Borlaug under-estimated the success of the programs he brought to the developing world. As Gregg Easterbrook reported in The Atlantic Monthly, in 1950, there were 2.2 billion people in the world and they produced 692 tons of grain. By 1992, there were 5.6 billion people and they produced 1.9 billion tons of grain. That is, there was a 220 per cent increase in global population, but a 280 per cent increase in global wheat production. For numerous food staples, this pattern held true. Furthermore, this increase in food production necessitated an increase of cropland of just one per cent due to Borlaug’s more efficient agricultural techniques and improved genetic strands.

Some environmentalists condemned Borlaug for his use of fertilizers and some even seemed peeved that the increased food supply made depopulation demands seem less urgent. Yet, the more efficient production of food preserved tens of millions of acres of forest from encroaching farmland because drastically more cropland was simply unnecessary to feed the additional mouths environmentalists worried about. Furthermore, as agriculture became less labour intensive and infant mortality rates declined due to improved nutrition, many rural families in the developed world naturally tended to have fewer children.

Today, famine is almost entirely caused by political events – government policy or government failures to respond responsibly to natural disasters. Today, 25,000 people still die from malnutrition every day – too many, to be sure, but fewer than in the 1950s and 1960s, despite a global population twice as large. Most of these deaths are a result, not of insufficient food, but of an infrastructure incapable of getting food to those who need it; in his interview with Reason in 2000, Borlaug singled out environmentalists who opposed the building of roads that could get food to hungry people in a timely manner, saying that their romanticized view of nature was skewed by the fact they visited it for hiking trips and weren’t condemned to live in subsistence-level poverty in desolate and difficult parts of the world far from the creature comforts enjoyed in the West.

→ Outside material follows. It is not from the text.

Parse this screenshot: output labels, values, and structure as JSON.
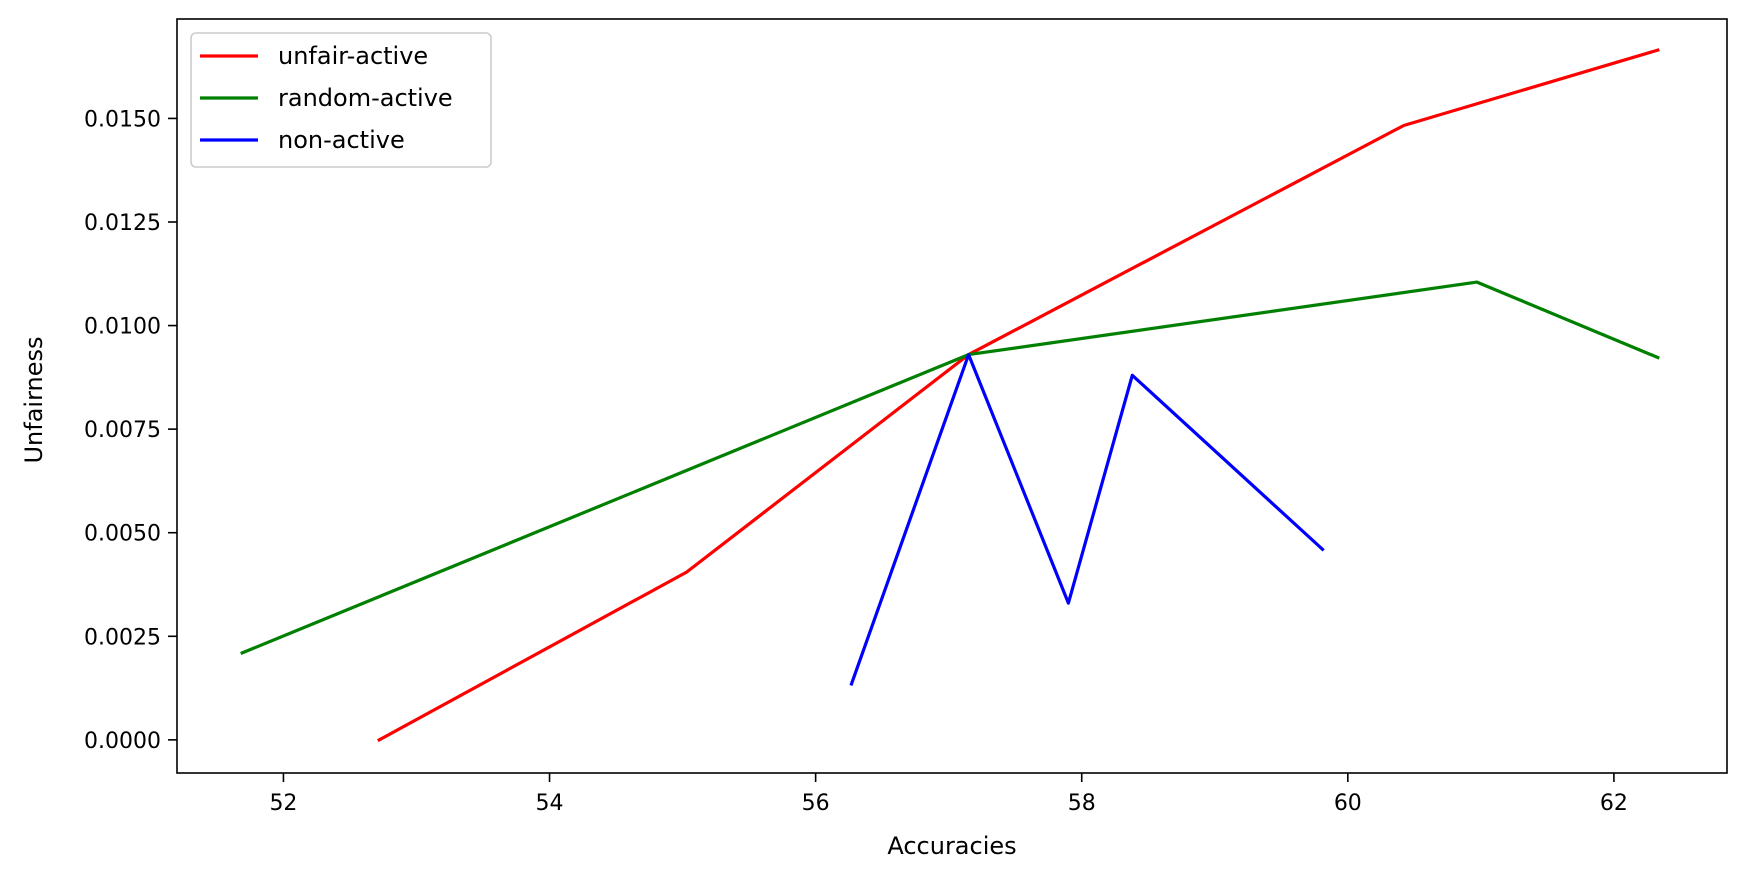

Later in life, Borlaug no longer condemned population growth; he was confident that further improvements in agriculture, including the use of genetically modified foods, were capable of feeding the world.

For his achievements, Borlaug won the Nobel Peace Prize in 1970 and later received the Presidential Medal of Freedom, the National Medal of Science and numerous other recognitions. Many cities in the developing world have named streets after him in honour of his life-saving improvements in agriculture. Boston Globe columnist Jeff Jacoby said in a column commemorating Borlaug’s passing, “Man may not live by bread alone, but he must surely die without it.” Because Borlaug lived and dedicated his life to eliminating mass starvation, countless millions “were spared that terrible fate.” The Nobel Committee stated 39 years ago that Borlaug “provided bread for a hungry world.” By doing so, he proved Malthus wrong and demonstrated what human ingenuity in the face of seemingly insurmountable obstacles can achieve.